État de siège en Ituri : Le temps d’une solution durable

Quand on scrute la situation sécuritaire de la République Démocratique du Congo (RDC), une chose frappe et revient comme une évidence : l’absence d’une solution durable dans la guerre qui sévit dans la partie Est du pays. La guerre dans cette partie semble être donc une réponse fatale à une urgence de survie. Depuis plus de 25 ans, l’Est de la RDC s’avère être le territoire le plus durement touché par les atrocités depuis la Seconde Guerre mondiale. Entre guerres, viols et famines, les victimes directes et indirectes sont innombrables. Avec ces provinces (Ituri, Nord-Kivu et Sud-Kivu) riches en ressources minérales, une solution durable et efficace s’avère donc une urgence. Mettre fin à la guerre dans ces provinces de manière durable est donc une lutte qu’il faut tactiquement et soigneusement mener, car lorsqu’on s’engage dans une guerre, on ne sait pas à quel moment la fin interviendra. C’est pourquoi, des experts et spécialistes sur des questions sécuritaires estiment qu’il faut de la patience. En temps de guerre, il est donc recommandé d’observer de la patience, car les questions de guerre comportent toujours une dimension stratégique qu’il faut inscrire dans une durée. La question chaude de l’insécurité à l’Est de la RDC suscite des nombreuses réactions qui ont même atteint des niveaux où il est devenu délicat de placer un mot et de cerner ce que les gens veulent exactement. Pour nous les journalistes, il est temps de fournir un effort considérable afin de cerner les contours et les limites de cette question, tout en jouant notre rôle des chiens de garde. Il n’est pas aussi complexe de creuser le fond du problème en identifiant les facteurs favorisant une solution durable à cette crise sécuritaire.

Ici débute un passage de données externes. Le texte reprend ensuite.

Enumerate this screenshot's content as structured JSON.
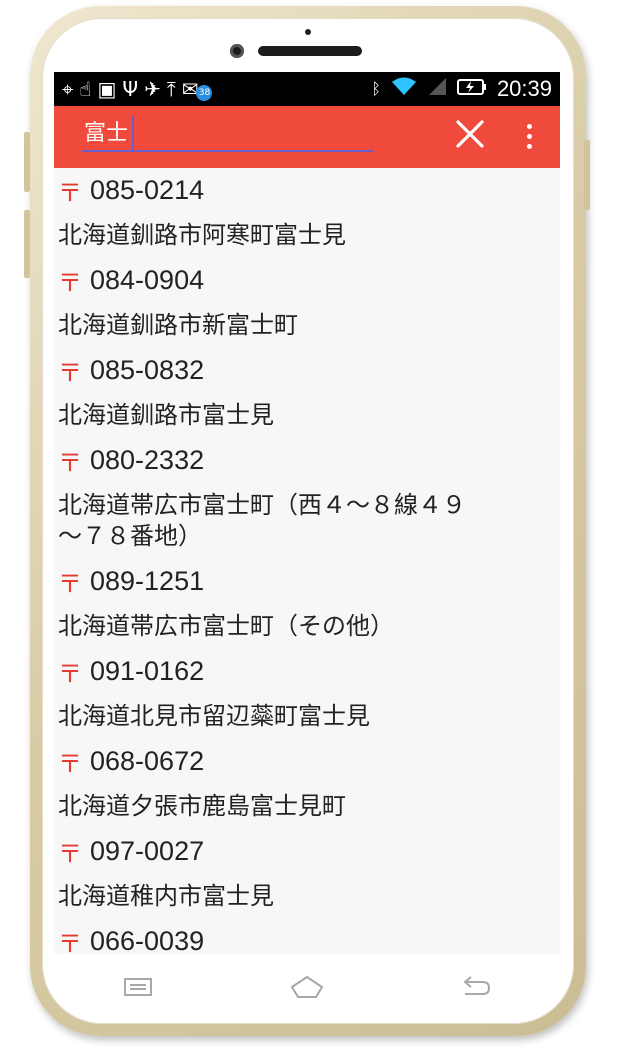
{
  "status_bar": {
    "time": "20:39",
    "notification_badge": "38",
    "left_icons": [
      "gps-icon",
      "hand-icon",
      "android-debug-icon",
      "usb-icon",
      "satellite-icon",
      "upload-icon",
      "mail-icon"
    ],
    "right_icons": [
      "bluetooth-icon",
      "wifi-icon",
      "signal-icon",
      "battery-charging-icon"
    ]
  },
  "toolbar": {
    "search_value": "富士",
    "accent_color": "#f04a3c"
  },
  "zip_mark": "〒",
  "results": [
    {
      "zip": "085-0214",
      "address": "北海道釧路市阿寒町富士見"
    },
    {
      "zip": "084-0904",
      "address": "北海道釧路市新富士町"
    },
    {
      "zip": "085-0832",
      "address": "北海道釧路市富士見"
    },
    {
      "zip": "080-2332",
      "address": "北海道帯広市富士町（西４～８線４９～７８番地）"
    },
    {
      "zip": "089-1251",
      "address": "北海道帯広市富士町（その他）"
    },
    {
      "zip": "091-0162",
      "address": "北海道北見市留辺蘂町富士見"
    },
    {
      "zip": "068-0672",
      "address": "北海道夕張市鹿島富士見町"
    },
    {
      "zip": "097-0027",
      "address": "北海道稚内市富士見"
    },
    {
      "zip": "066-0039",
      "address": ""
    }
  ],
  "nav": {
    "icons": [
      "recent-apps-icon",
      "home-icon",
      "back-icon"
    ]
  }
}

L’État de siège comme solution durable à cette question d’insécurité est aujourd’hui au coeur d’une agitation socio-politique etéconomique jusqu’au point de devenir un enjeu de positionnement sécuritaire, politique et économique, car les gouverneurs militaires nommés par le Président de la République dont le Gouverneur militaire le Lieutenant-général, Johnny Luboya Kashama, sont des cibles des attaques qui fussent de partout. Mais comment faire en sorte que l’Etat de siège soit compris comme une solution durable face à l’insécurité grandissante dans la partie Est de la RDC ? Est-ce que tous les acteurs politiques, économiques et de la société civile ne peuvent-ils pas se mettre d’accord autour de l’idée d’une solution durable à la guerre de l’Est ?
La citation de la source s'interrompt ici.